# How close can villager houses be to cliffs?



## gyroids (Sep 9, 2016)

My only villager living by the cliff (to the ocean) is two spaces from the ledge. Is that as close as you can get?

I'd like to put Fauna one space from the cliff, since two spaces away doesn't look good in that spot.​


----------



## Breath Mint (Sep 9, 2016)

What if Fauna falls off the cliff when she leaves her house?


----------



## gyroids (Sep 9, 2016)

Well then, sucks to be her. ;^)


----------



## reririx (Sep 10, 2016)

I think one space away is okay!

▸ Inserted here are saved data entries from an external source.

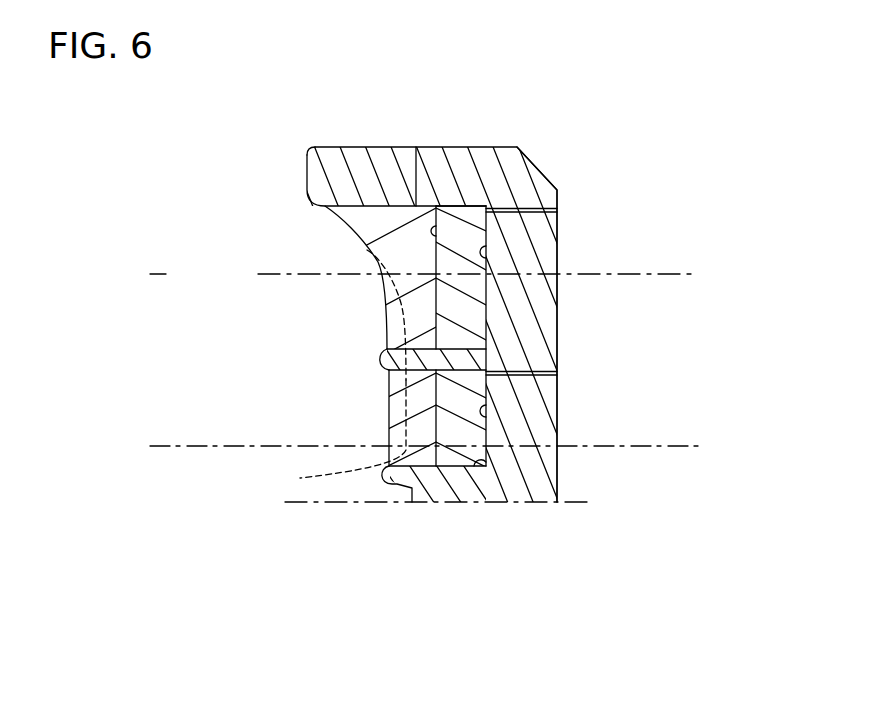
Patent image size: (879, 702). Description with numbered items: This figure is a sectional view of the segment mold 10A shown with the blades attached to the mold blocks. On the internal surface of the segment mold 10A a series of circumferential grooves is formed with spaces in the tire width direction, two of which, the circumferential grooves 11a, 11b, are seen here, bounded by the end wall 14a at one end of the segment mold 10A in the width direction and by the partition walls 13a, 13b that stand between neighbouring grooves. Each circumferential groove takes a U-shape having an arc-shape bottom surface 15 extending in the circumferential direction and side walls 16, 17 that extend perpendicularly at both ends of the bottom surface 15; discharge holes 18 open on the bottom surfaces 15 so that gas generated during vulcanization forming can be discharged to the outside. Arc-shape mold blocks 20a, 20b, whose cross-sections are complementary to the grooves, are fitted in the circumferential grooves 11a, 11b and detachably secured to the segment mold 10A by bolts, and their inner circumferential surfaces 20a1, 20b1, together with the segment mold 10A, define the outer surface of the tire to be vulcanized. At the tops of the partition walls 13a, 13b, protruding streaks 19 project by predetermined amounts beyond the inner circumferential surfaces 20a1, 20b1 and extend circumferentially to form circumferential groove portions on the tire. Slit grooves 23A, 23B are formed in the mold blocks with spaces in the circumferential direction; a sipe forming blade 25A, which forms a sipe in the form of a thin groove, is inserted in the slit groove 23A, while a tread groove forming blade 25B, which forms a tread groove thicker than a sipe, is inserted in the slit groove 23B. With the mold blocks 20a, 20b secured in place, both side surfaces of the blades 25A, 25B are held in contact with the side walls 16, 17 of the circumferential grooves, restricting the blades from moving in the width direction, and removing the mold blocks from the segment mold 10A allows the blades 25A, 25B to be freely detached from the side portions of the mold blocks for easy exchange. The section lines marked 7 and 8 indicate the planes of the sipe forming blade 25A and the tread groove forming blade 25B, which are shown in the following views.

The segment mold 10A is at (556, 138).
The end wall 14a is at (343, 147).
The side wall 16 is at (417, 147).
The discharge hole 18 is at (547, 178).
The mold block 20a is at (460, 223).
The inner circumferential surface 20a1 is at (367, 250).
The mold block 20b is at (462, 466).
The inner circumferential surface 20b1 is at (300, 478).
The slit groove 23A is at (487, 230).
The slit groove 23B is at (487, 390).
The sipe forming blade 25A is at (335, 220).
The tread groove forming blade 25B is at (395, 398).
The bottom surface 15 is at (488, 256).
The side wall 17 is at (488, 330).
The circumferential groove 11a is at (484, 291).
The circumferential groove 11b is at (484, 430).
The partition wall 13a is at (398, 346).
The partition wall 13b is at (438, 495).
The protruding streak 19 is at (384, 358).
The section line 7- 7 is at (147, 275).
The section line 8- 8 is at (147, 446).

I swear I had someone that was one space away but I went out tonight to a bar so idk how well my memory is atm...


----------



## randoM024 (Sep 10, 2016)

From the door there are two spaces in front that are considered part of the house (one in line with the fence, then one more in front) and then I think there needs to be another 1 block border around the house so I'd say you've got it as close as possible.


----------



## LinkToTheWorld (Sep 10, 2016)

I'm pretty sure one space is fine. I've had villagers plot right next to the cliff walls before with just a space in between. Think 2 of my houses are actually in that position now actually but I'm not on my game to check 
So yes, I can't think why a houses next to a cliff would be any different


----------



## namiieco (Sep 10, 2016)

Yeah, you've got it as close as possible because you cant dig right in front of a villagers door


----------



## GuerreraD (Sep 10, 2016)

Only one space is enough  I've had villagers placing their houses just one square away from the cliff, or the train rails, or the path descending to beach... yeah, kinda annoying as hell 
Also minding the projects, one square is all the space they need.


----------



## Miii (Sep 10, 2016)

The side of the house can be as close as one space away from the cliff, while the front of the house can be as close as two spaces from the cliff.


----------



## lolita.x (Sep 10, 2016)

im pretty sure you only need one square of space- which is surprising to me tbh


----------



## tabris (Sep 10, 2016)

yeah, can confirm one space is fine... my town isn't hacked but Kitty has her house exactly one tile away from the cliff on the east side. i was really surprised lol


----------